When Danny Meyer’s Union Square Hospitality Group started popping up in airports and putting its brand on Delta Air Lines meals I suggested it was trading its name and accepting lower quality. It had a brand to cash out on, but the brand meant less as a result. This is going to be true for any chef who enters an airport or licenses their name to an airline – except for Rick Bayless.
For an airline, branding with a chef’s name can signal their investment in food. It’s marketing to communicate to customers that they care about quality, not just spending part of their food budget on a name rather than quality. However for the chef it signals less of a concern with quality.

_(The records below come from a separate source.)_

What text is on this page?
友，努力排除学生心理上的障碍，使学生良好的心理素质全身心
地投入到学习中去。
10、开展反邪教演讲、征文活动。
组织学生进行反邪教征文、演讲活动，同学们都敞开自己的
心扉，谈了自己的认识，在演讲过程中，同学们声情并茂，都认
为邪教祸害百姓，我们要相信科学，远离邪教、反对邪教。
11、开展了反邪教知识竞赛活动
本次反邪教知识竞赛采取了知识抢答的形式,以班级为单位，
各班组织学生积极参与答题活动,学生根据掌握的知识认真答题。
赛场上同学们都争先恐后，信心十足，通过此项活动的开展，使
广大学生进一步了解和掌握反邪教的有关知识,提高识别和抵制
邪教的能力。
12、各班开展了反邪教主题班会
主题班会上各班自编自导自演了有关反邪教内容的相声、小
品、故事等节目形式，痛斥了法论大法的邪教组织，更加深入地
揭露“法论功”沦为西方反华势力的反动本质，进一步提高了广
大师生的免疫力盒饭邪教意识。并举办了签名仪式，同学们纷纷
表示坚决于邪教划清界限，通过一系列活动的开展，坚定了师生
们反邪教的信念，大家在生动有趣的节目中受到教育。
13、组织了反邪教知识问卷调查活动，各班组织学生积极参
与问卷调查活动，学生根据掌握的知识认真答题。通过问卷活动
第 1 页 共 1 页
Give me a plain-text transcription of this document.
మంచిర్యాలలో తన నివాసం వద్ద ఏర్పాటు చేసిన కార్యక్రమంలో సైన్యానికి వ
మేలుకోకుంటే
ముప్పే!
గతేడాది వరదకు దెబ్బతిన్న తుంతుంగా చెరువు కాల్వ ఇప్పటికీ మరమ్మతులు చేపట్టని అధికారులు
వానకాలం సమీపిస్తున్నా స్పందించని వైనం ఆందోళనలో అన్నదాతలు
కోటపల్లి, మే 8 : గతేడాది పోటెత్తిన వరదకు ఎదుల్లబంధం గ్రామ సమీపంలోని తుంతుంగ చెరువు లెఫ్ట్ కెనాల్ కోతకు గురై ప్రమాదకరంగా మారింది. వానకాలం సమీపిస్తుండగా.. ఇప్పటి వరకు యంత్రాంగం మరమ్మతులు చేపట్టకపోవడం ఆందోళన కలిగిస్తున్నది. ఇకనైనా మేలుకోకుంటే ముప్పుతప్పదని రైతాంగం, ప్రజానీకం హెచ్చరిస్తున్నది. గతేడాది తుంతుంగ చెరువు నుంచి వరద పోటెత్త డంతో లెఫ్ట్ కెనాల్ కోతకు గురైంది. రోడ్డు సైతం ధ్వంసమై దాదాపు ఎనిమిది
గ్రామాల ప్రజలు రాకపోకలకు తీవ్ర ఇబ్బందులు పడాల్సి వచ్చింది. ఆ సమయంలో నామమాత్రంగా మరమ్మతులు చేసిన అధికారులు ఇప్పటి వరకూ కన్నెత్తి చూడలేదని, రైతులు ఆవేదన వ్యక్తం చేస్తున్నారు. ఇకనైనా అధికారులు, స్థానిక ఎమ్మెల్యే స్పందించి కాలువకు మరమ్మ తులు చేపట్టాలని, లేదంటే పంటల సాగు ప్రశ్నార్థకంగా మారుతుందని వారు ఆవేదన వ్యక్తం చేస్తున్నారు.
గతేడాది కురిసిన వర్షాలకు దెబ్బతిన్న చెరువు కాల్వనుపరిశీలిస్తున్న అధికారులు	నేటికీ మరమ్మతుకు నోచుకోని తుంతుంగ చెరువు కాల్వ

Before the pandemic American Airlines launched a James Beard Foundation partnership and that’s expanded recently. I haven’t had a chance to try the James Beard Foundation domestic first class meals yet, but a reader passes one along – and I think it makes my point about how the airline and the endorser trade reputations.
The reader thought the sauce on the chicken was quite good, though not at all Mediterranean (and neither were the fingerling potatoes) which seems odd given the pairing with hummus. On the other hand, there’s a bread plate. That’s progress!
There’s no question that the James Beard Foundation used to have some cache’, but now that they are putting their names on airline domestic meals, devaluing the whole enterprise. A James Beard award-winning chef now means ‘good enough for airline catering’.